Investments  

Analysis: Multi-asset options grow

“The charge cap… is great for investors but will constrict portfolio construction,” Mr Mahon suggests. “For instance, it will prohibit the use of some alternative asset classes. We won’t be able to use third-party managers or apply active stock-picking, but we can say it is in the spirit [of pension freedoms].”

But with government bonds yielding little, he recognises the benefits of these alternatives for diversification and income generation. While they can be more expensive, Mr Mahon thinks they are worth it.

Article continues after advert

“It depends on the structure,” he says. “Sometimes they are more expensive than government bonds, but if you are receiving 8.5 per cent in dividends every year, you will still get a decent net return.”

One asset class the Barings team favours for its lack of correlation and slow steady income stream is the aircraft-leasing sector. “We have taken some large positions in aircraft,” Mr Mahon says. “Plenty of capital in that space dried up after the credit crisis and we were able to step in and provide that type of funding. You often get 12-year-plus leases.
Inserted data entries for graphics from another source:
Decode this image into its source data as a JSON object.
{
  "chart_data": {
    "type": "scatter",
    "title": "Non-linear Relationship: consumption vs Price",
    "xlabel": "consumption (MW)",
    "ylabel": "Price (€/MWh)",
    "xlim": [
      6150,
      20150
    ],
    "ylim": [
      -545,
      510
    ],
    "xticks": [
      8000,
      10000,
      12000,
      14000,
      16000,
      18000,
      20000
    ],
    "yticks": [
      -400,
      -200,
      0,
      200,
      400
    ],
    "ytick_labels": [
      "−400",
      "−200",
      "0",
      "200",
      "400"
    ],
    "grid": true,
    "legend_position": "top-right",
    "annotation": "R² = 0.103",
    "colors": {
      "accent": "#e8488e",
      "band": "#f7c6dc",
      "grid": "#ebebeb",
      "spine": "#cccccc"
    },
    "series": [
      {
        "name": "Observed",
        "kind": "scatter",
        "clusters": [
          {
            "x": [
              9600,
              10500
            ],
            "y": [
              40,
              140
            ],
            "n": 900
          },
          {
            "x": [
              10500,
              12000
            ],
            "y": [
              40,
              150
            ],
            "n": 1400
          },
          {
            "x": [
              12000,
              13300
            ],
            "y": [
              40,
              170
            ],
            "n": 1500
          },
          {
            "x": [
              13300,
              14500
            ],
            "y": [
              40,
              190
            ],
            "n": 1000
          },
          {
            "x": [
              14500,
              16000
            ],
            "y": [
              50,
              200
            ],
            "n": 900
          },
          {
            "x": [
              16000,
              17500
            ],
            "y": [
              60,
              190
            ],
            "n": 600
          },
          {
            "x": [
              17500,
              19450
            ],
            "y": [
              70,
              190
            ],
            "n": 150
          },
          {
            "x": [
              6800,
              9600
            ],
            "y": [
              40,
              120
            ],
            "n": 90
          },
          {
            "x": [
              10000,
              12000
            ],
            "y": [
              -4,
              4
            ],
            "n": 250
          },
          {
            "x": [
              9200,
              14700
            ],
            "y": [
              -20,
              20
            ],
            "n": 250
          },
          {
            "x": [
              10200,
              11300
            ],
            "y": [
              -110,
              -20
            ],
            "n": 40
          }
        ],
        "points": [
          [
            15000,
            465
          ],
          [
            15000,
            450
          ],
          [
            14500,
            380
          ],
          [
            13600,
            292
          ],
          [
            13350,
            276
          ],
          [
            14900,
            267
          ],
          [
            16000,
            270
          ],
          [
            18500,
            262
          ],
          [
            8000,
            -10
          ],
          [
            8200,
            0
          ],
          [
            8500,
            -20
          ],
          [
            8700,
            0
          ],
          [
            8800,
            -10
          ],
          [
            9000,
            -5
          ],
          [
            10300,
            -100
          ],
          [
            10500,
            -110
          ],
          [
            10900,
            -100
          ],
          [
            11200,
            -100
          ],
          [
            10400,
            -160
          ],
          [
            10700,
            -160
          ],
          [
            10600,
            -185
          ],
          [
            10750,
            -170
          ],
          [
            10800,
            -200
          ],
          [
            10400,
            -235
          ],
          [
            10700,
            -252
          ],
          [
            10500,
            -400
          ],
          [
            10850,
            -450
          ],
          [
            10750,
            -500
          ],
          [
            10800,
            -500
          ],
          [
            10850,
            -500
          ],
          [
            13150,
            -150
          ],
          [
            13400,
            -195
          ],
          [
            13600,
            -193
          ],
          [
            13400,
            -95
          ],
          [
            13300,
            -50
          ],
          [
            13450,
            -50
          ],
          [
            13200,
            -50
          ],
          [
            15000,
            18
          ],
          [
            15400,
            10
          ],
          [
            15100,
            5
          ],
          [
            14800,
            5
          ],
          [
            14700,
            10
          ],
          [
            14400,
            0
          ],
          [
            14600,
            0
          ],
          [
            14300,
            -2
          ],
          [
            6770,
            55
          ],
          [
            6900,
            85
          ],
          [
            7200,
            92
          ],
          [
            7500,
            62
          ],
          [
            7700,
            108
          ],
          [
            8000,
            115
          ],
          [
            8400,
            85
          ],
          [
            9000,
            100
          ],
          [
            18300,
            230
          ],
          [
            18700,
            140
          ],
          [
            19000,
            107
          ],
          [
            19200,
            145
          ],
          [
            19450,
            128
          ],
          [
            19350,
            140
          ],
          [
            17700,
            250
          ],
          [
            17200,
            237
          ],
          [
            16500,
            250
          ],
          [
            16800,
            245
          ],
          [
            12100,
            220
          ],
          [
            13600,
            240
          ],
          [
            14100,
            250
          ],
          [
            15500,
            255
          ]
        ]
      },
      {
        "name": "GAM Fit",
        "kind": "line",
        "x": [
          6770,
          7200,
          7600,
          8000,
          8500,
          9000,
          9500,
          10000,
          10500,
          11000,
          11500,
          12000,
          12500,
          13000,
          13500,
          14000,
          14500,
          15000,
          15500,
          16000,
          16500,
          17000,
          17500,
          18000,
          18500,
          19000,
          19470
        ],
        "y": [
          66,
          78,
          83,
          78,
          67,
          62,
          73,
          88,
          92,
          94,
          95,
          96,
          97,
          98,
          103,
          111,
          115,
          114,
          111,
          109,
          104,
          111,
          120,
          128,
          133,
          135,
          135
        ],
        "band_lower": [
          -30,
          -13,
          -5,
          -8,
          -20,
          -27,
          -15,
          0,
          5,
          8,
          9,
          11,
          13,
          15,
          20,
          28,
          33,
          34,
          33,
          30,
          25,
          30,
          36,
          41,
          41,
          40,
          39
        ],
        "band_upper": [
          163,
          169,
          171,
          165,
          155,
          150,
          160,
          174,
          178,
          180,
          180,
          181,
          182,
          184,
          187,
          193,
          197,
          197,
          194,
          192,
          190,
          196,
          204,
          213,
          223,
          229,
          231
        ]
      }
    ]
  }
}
It’s a very steady form of capital.”

He concedes these esoteric investments are unlikely to feature in the Dynamic fund but hopes its dynamic asset allocation approach will entice the annuity audience. “We can move large chunks from equities to bonds in a matter of days,” he says.

“We have a 12-18 month investment horizon. With the potential for risks to rise over that time frame, it is important to be able to change our allocation quickly to protect on the downside so people don’t see the value of their pension funds wiped out.”

BNY Mellon subsidiary Newton is another group entering this space. Catherine Doyle, head of defined contribution at the parent group, believes it is unnecessary to turn to passive investing, describing the use of investment trusts, for instance, in Newton’s newly launched Multi-Asset Income fund.

She says of the charge cap: “It has had implications for active managers because it is a constraint we have to work within.”

She adds: “We want to provide value for money [for investors] and don’t feel they should be driven to accept strategies that are narrower in their remit or passive. Active should still play a part.”